Ketiga, semua pihak harus mencari solusi yang permanen untuk mencegah dan menangani kebakaran hutan dan lahan ini untuk tahun-tahun mendatang. Menurut Presiden, 99 persen kebakaran hutan itu adalah ulah manusia, baik itu yang disengaja maupun yang tidak disengaja karena kelalaian.
“Motif utamanya selalu satu, ekonomi. Karena saya tahu bahwa pembersihan lahan lewat pembakaran itu adalah cara yang paling murah. Tetapi ini sudah sekali lagi, harus dimulai edukasi kepada masyarakat, perusahaan, korporasi. Ini harus ditata ulang kembali. Cari solusi agar korporasi dan masyarakat membuka lahannya tidak dengan cara membakar,” imbuhnya.
Keempat, Presiden meminta agar penataan ekosistem gambut dalam kawasan hidrologi gambut harus terus dilanjutkan. Terkait hal ini, Presiden telah memerintahkan Badan Restorasi Gambut dan Mangrove untuk fokus di kawasan hidrologi gambut.
“Pastikan permukaan air tanah tetap terjaga dalam kondisi yang tinggi.

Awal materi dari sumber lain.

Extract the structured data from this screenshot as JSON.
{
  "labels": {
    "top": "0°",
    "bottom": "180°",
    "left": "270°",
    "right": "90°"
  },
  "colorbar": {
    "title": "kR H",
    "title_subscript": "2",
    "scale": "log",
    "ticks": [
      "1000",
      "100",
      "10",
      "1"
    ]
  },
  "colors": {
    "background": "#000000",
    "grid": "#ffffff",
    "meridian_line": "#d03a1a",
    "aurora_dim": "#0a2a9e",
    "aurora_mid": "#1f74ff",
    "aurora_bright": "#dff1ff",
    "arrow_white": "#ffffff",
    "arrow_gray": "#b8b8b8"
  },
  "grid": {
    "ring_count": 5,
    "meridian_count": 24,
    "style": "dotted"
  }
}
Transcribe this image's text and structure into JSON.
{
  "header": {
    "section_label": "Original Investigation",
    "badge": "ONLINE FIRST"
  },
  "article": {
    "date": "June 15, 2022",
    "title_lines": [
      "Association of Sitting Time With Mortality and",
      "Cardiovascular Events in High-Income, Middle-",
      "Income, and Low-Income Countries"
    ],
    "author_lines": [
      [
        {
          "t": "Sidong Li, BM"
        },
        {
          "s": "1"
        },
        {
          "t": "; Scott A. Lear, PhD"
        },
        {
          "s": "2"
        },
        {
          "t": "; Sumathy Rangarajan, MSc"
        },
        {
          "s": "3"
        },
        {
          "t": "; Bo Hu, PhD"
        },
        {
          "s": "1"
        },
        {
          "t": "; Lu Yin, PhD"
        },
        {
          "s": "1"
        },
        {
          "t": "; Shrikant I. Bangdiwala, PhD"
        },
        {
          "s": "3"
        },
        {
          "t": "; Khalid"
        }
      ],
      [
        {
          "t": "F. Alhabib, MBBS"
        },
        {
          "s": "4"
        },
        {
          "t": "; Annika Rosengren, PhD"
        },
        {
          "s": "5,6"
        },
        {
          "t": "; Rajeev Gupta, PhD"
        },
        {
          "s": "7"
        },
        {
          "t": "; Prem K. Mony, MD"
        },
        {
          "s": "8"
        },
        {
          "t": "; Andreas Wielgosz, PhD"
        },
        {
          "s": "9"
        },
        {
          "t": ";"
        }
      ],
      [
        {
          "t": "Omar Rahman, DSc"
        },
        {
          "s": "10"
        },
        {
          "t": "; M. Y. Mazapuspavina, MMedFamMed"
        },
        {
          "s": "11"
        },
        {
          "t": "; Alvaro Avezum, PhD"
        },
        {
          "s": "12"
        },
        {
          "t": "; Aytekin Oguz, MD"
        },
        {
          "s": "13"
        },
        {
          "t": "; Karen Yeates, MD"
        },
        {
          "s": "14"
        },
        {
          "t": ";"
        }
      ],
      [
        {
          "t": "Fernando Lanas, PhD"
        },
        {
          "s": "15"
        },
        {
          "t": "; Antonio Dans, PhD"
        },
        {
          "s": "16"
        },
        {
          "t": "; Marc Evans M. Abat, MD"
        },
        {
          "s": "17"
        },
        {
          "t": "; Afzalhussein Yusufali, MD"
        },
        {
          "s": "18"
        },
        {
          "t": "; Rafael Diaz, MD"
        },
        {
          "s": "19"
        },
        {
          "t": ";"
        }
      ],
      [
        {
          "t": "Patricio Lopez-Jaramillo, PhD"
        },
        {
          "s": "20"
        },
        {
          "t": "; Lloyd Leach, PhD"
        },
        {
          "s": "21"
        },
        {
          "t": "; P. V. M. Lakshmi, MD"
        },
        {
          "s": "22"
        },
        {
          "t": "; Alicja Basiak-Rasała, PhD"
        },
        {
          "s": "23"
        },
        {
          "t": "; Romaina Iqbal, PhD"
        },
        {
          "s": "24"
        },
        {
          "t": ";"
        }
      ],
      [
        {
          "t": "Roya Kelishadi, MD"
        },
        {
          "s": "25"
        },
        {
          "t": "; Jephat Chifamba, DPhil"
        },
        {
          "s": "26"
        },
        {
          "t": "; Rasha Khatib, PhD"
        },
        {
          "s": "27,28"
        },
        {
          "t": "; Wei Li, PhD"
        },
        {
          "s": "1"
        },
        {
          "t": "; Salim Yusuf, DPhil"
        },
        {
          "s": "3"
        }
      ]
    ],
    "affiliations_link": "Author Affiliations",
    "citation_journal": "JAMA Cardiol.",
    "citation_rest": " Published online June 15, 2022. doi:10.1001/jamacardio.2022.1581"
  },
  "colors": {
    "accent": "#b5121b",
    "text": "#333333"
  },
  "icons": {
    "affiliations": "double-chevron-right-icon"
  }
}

Buat banyak embung, buat banyak kanal, buat sumur bor, dengan berbagai teknik pembasahan lainnya sehingga yang namanya lahan gambut tetap basah,” tambahnya.
Kelima, Presiden kembali menekankan pentingnya untuk tidak membiarkan api membesar sehingga sulit dikendalikan. Untuk itu, seluruh unsur pemerintah di daerah baik gubernur, bupati, wali kota, maupun unsur TNI-Polri baik pangdam, danrem, dandim, kapolda, hingga kapolres, harus tanggap dalam menyikapi hal tersebut.
“Ini sebetulnya hanya respons yang cepat saja. Kalau kita merespons api baru kecil, rampung. Jika diperlukan lakukan pemadaman melalui operasi udara water bombing. Ini sudah sering kita lakukan, tapi kalau bisa jangan sampai. Kecil langsung siram sudah mati, di darat saja. Karena water bombing ini juga butuh duit gede, anggaran yang gede. Tapi kalau sudah terlambat, mau tidak mau kita juga pakai itu,” ungkapnya.
Keenam, Kepala Negara meminta agar langkah penegakan hukum dilakukan tanpa kompromi. Penegakan hukum yang tegas terhadap siapapun yang melakukan pembakaran hutan dan lahan, baik itu di konsesi milik korporasi, milik perusahaan, maupun di masyarakat sehingga timbul efek jera.
“Terapkan sanksi yang tegas bagi pembakar hutan dan lahan, baik sanksi administrasi, perdata, maupun pidana,” tegasnya.
“Jangan sampai kita ini malu di ASEAN Summit, pertemuan negara-negara ASEAN, ada 1, 2, 3 negara yang membicarakan ini. Dalam lima tahun ini sudah enggak ada, jangan sampai dibuat ada lagi. Saya titip itu, malu kita. Dipikir kita enggak bisa menyelesaikan masalah ini. Bisa. Tadi sudah disampaikan Pak Menko Polhukam sudah turun 88 persen. Kalau bisa ditingkatkan lagi dari angka itu,” tandasnya.
Menteri Koordinator Bidang Politik, Hukum, dan Keamanan Mahfud Md. dalam laporannya menyebut telah terjadi penurunan karhutla secara signifikan pada tahun 2020. Pada tahun 2019 tercatat luas kebakaran yang cukup tinggi dibandingkan tahun 2016, 2017, dan 2018, yakni seluas 1.592.010 hektare. Meskipun ini masih jauh lebih kecil jika dibandingkan luas kebakaran hutan dan lahan pada tahun 2015 yang mencapai 2,61 juta hektare.
“Pada tahun 2020, luas kebakaran hutan dan lahan tercatat hanya 296.942 hektare. Menurun sangat signifikan jika dibandingkan tahun 2019, artinya (menurun) 82 persen. Jika dibandingkan dengan kebakaran hutan tahun 2015 berarti menurun sebesar 88,63 persen,” kata Mahfud.